心不全とは心臓のポンプとしての働きが弱くなってしまい、全身に十分な血液が送られなくなる状態を言います。心不全になると階段や坂道を昇ると息切れや倦怠感を感じたり、顔や下腿(すね)が浮腫んだりします。さらに症状が進むと軽い負担でも息切れが出てしまい、日常生活も送れなくなります。ここまでくると入院して治療をする必要があります。
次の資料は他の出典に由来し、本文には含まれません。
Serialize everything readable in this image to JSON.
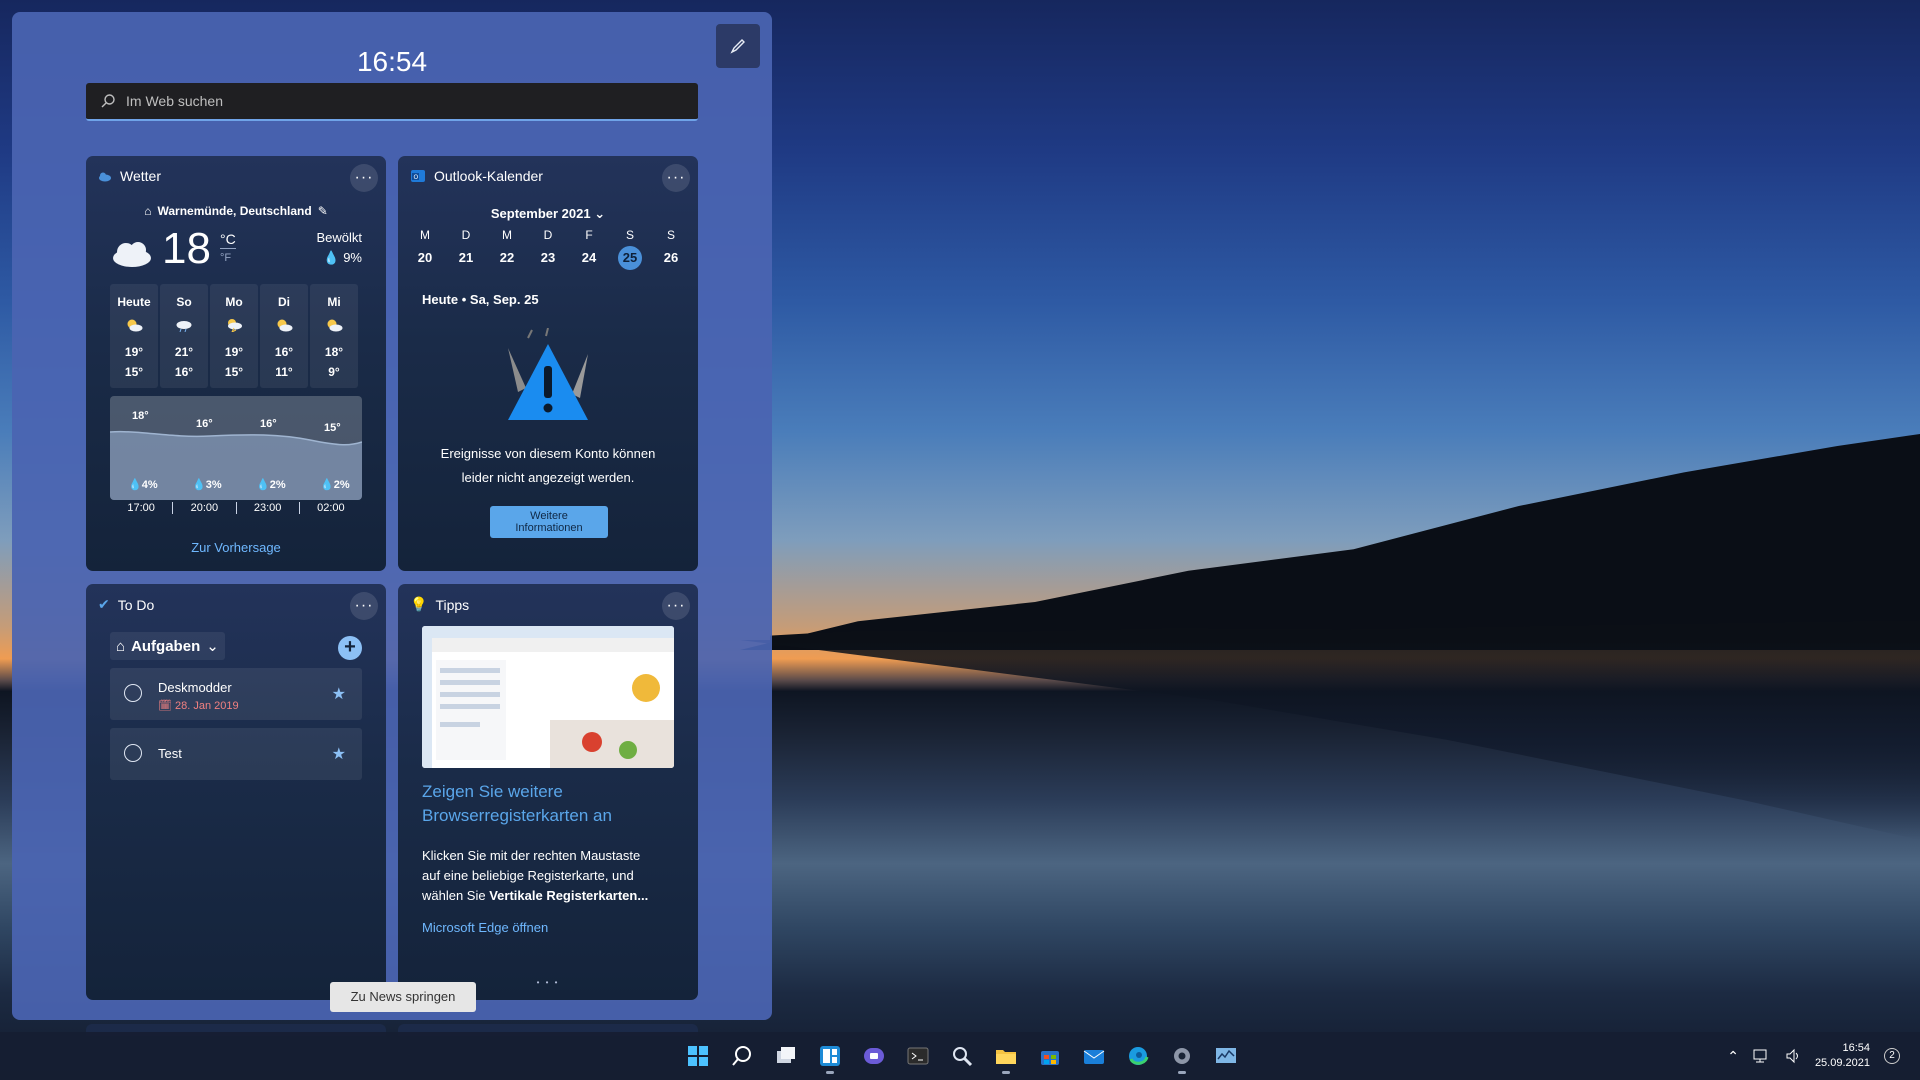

心房細動の患者さんが心不全を発症する過程を説明します。心房細動では右心房と左心房の2つの部屋が動けなくなるのですが、残りの右心室と左心室が普段以上に頑張って働くことで、心臓全体としてのポンプ機能は一旦保たれます。しかしこの心室の頑張りにも限界があり、次第に心室の動きも悪くなってきます。このように心房細動は持続すると心臓全体の働き(心機能と言います)が低下してきます。この心機能の低下がひどければ、心不全を発症します。さらに心房筋の傷みがひどい場合、硬くなった心房を通る血液の流れが滞り心不全を発症することも知られています。
心房細動の方が労作時息切れを自覚する場合や血液検査のNT-pro BNPが125pg/mlを超える場合は、心不全を合併している可能性が高いと考えられます。
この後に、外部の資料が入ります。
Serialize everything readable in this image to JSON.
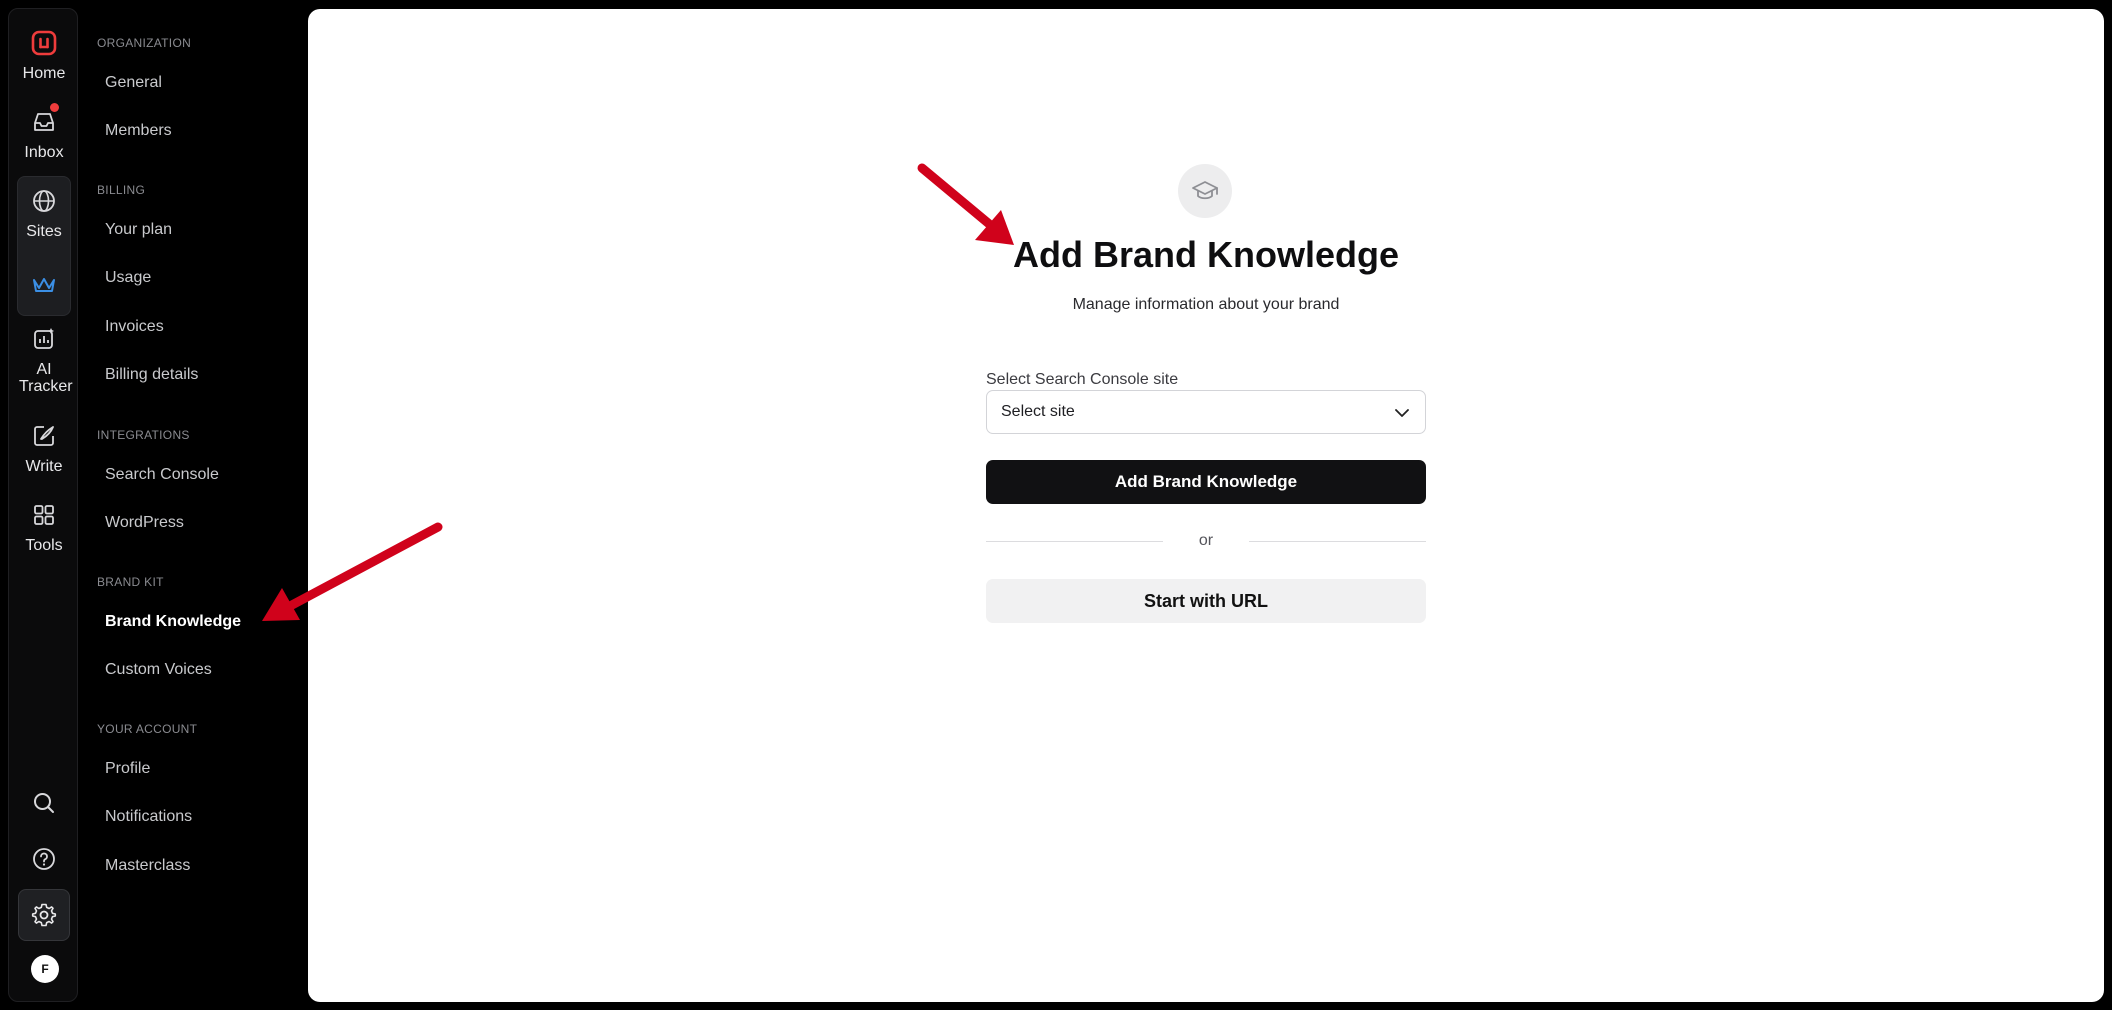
{
  "rail": {
    "items": [
      {
        "label": "Home",
        "icon": "home-logo-icon"
      },
      {
        "label": "Inbox",
        "icon": "inbox-icon"
      },
      {
        "label": "Sites",
        "icon": "globe-icon"
      },
      {
        "label": "AI Tracker",
        "icon": "ai-tracker-icon"
      },
      {
        "label": "Write",
        "icon": "write-icon"
      },
      {
        "label": "Tools",
        "icon": "grid-icon"
      }
    ],
    "avatar_initial": "F",
    "accent_color": "#ef3c3c",
    "crown_color": "#3b8fe5"
  },
  "nav": {
    "sections": [
      {
        "title": "ORGANIZATION",
        "items": [
          "General",
          "Members"
        ]
      },
      {
        "title": "BILLING",
        "items": [
          "Your plan",
          "Usage",
          "Invoices",
          "Billing details"
        ]
      },
      {
        "title": "INTEGRATIONS",
        "items": [
          "Search Console",
          "WordPress"
        ]
      },
      {
        "title": "BRAND KIT",
        "items": [
          "Brand Knowledge",
          "Custom Voices"
        ]
      },
      {
        "title": "YOUR ACCOUNT",
        "items": [
          "Profile",
          "Notifications",
          "Masterclass"
        ]
      }
    ],
    "active_item": "Brand Knowledge"
  },
  "main": {
    "title": "Add Brand Knowledge",
    "subtitle": "Manage information about your brand",
    "select_label": "Select Search Console site",
    "select_value": "Select site",
    "primary_button": "Add Brand Knowledge",
    "divider_text": "or",
    "secondary_button": "Start with URL"
  },
  "annotation_color": "#d0021b"
}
心房細動から心不全の発症を予防するために、最も効果的なのはカテーテルアブレーションで心房細動を根治することです。しかし何らかの理由でそれができないときには心不全を発症しないようにあらかじめ手を打っておくことが大切です。そのためには①できるだけ心房細動を持続させないために心房細動を起こりにくくする作用のある薬を使う、②心房細動が持続する場合には心拍数が早くなりすぎないようにする薬を使うなどが重要です。さらに実際に心不全を発症した場合には、むくみを取るための利尿剤や心臓を保護する効果のある薬剤(エンレストなど)を用います。
 
なお、もともと心臓疾患(心筋梗塞や心筋症、弁膜症)などで経過を診ている患者さんが心房細動を発症されることもあります。この場合、もともとの心臓疾患と心房細動が相互に作用し合ってより悪い状態に進むことが多いですので、心房細動に対してカテーテルアブレーションを行って、できるだけ心臓を良い状態に保つことが大切です。

 

認知症

心房細動の患者さんはそうでない方と比べて、認知機能の低下が早いというデータがあります。心房細動によってできる細かな血栓が脳に詰まることで小さな脳梗塞が多発することが原因の一つとされます。さらに心房細動の患者さんは脳の血流が不安定なために脳にストレスがかかり、アミロイドと呼ばれる脳細胞の働きを悪くする物質が貯まることも原因として考えられています。抗凝固薬の適切な使用やカテーテルアブレーションで心房細動を根治することができれば認知機能の低下が抑えられることが期待されます。